= Stefan Niedziałkowski =

Mime artist

Stefan Niedziałkowski (born 12 March 1945 in Warsaw, Poland) mime artist, author, director, teacher and choreographer.

== History ==

=== Poland ===
In 1964, Stefan was invited by director Henryk Tomaszewski to become member of the Tomaszewski's Wrocław Pantomime Theater. Niedziałkowski acted internationally as part of the company until 1975, before moving on to co-found and co-create “The Stage of Mimes” at The Warsaw Chamber Opera.

=== New York ===
In 1979, Niedziałkowski left Poland and moved to the United States. Upon arrival in New York City, he founded a new mime company with Alice Winslow. Together, they established a school, The American School of Polish Mime. During this time, he authored and directed many works, including "Beret", "Facets", "Fighting with Death", "Pygmalion", and "Time's Sculptures".

=== Philadelphia ===
In 1986, Stefan left New York to join his wife and daughter in Philadelphia, Pennsylvania. During this time, he was frequently invited by Marcel Marceau to teach at Marceau's Ecole Internationale de Mimodrame de Paris Marcel Marceau. In 1993, Niedzialkowski co-wrote, with Jonathan Winslow, a book on the art of mime titled, "Beyond the Word — The World of Mime." Marcel Marceau wrote the foreword to the book, concluding "...Stefan has opened the door with utmost sincerity and integrity, and his contribution is beyond words."

=== Poland ===
In 1993, Niedziałkowski returned to Warsaw, Poland. In 1994, he took the position of artistic director of the Warsaw Pantomime Theater at the State Jewish Theater in Warsaw. Simultaneously, Niedziałkowski founded The Mimes Studio (Studio Mimow) at the Warsaw theater, Teatr Na Woli. From 2000 to 2002 and in 2004 Niedziałkowski was the author and artistic director of The International Mime Art Festival at the Teatr Na Woli theater. In 2005, Stefan Niedziałkowski's Mimes Studio moved to its current location at the Mazovia Region Centre of Culture and Arts in Warsaw.

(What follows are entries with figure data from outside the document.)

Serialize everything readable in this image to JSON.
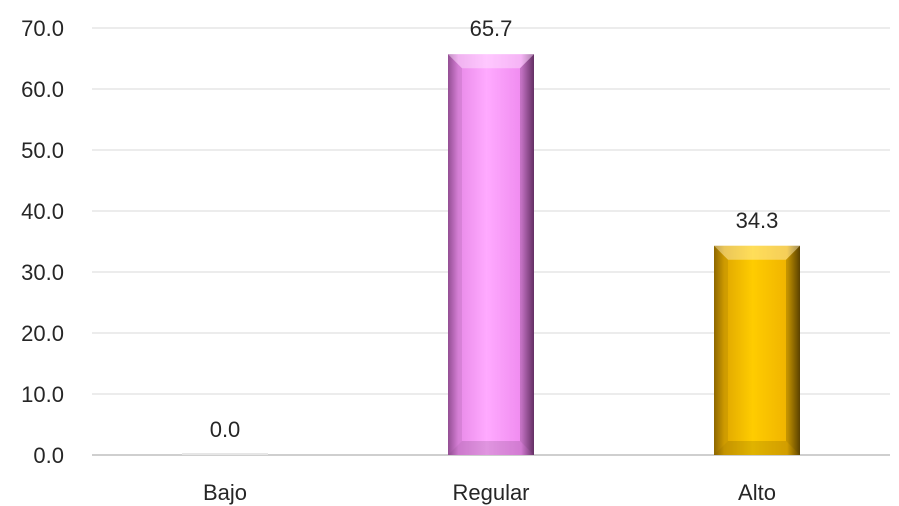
{
  "chart_data": {
    "type": "bar",
    "categories": [
      "Bajo",
      "Regular",
      "Alto"
    ],
    "values": [
      0.0,
      65.7,
      34.3
    ],
    "data_labels": [
      "0.0",
      "65.7",
      "34.3"
    ],
    "ylim": [
      0,
      70
    ],
    "yticks": [
      "0.0",
      "10.0",
      "20.0",
      "30.0",
      "40.0",
      "50.0",
      "60.0",
      "70.0"
    ],
    "grid": true,
    "legend": "none",
    "title": "",
    "xlabel": "",
    "ylabel": "",
    "bar_colors": [
      "#d9d9d9",
      "#ff99ff",
      "#ffc000"
    ]
  }
}
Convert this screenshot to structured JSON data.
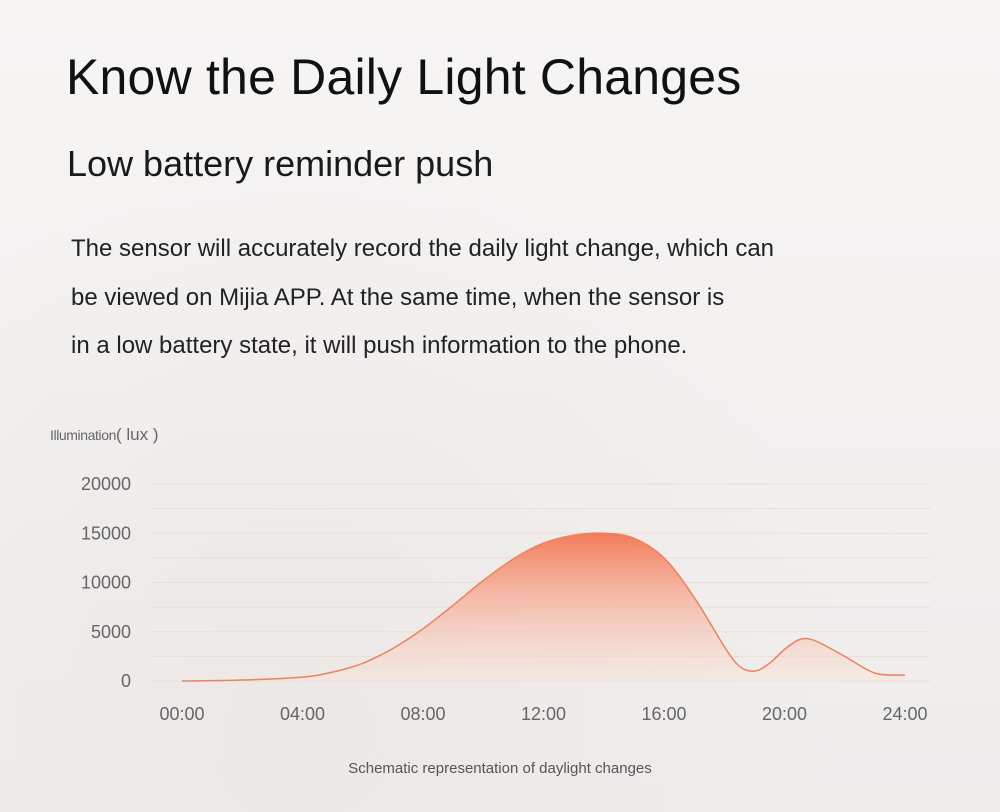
{
  "header": {
    "title": "Know the Daily Light Changes",
    "subtitle": "Low battery reminder push"
  },
  "description": {
    "lines": [
      "The sensor will accurately record the daily light change, which can",
      "be viewed on Mijia APP. At the same time, when the sensor is",
      "in a low battery state, it will push information to the phone."
    ]
  },
  "chart_data": {
    "type": "area",
    "title": "",
    "ylabel_main": "Illumination",
    "ylabel_unit": "( lux )",
    "xlabel": "",
    "caption": "Schematic representation of daylight changes",
    "x_ticks": [
      "00:00",
      "04:00",
      "08:00",
      "12:00",
      "16:00",
      "20:00",
      "24:00"
    ],
    "y_ticks": [
      "20000",
      "15000",
      "10000",
      "5000",
      "0"
    ],
    "ylim": [
      0,
      20000
    ],
    "xlim": [
      0,
      24
    ],
    "grid": true,
    "series": [
      {
        "x": [
          0,
          2,
          4,
          5,
          6,
          7,
          8,
          9,
          10,
          11,
          12,
          13,
          14,
          15,
          16,
          17,
          18,
          18.5,
          19,
          19.5,
          20,
          20.5,
          21,
          22,
          23,
          24
        ],
        "y": [
          0,
          100,
          400,
          900,
          1800,
          3300,
          5300,
          7700,
          10200,
          12400,
          14000,
          14800,
          15000,
          14500,
          12500,
          8500,
          3500,
          1500,
          1000,
          1800,
          3200,
          4200,
          4100,
          2500,
          800,
          600
        ]
      }
    ],
    "colors": {
      "line": "#e8845f",
      "fill_top": "#f37552",
      "fill_bottom": "#fbe1d6",
      "grid": "#eddcd4",
      "tick_text": "#666666"
    }
  }
}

A celebration commemorating the 50th anniversary of the founding of the Wrocław Pantomime Theatre by Tomaszewski was held in 2006. As a part of the celebration, Stefan Niedziałkowski created, directed, and choreographed his mime drama, “Dusioł” (Soul), for the Wrocław Pantomime Theatre company. Niedziakowski played the title role as a guest artist at the premiere in December 2006 on the Scena Kameralna of the Polish National Opera in Warsaw.

== Today ==
In 2007, the film “Actor of Silence” was created by Tomasz Tarnawski, centering on Stefan Niedzialkowski's life and works. It also features performances from students of the Mimes Studio under Niedziałkowski's direction.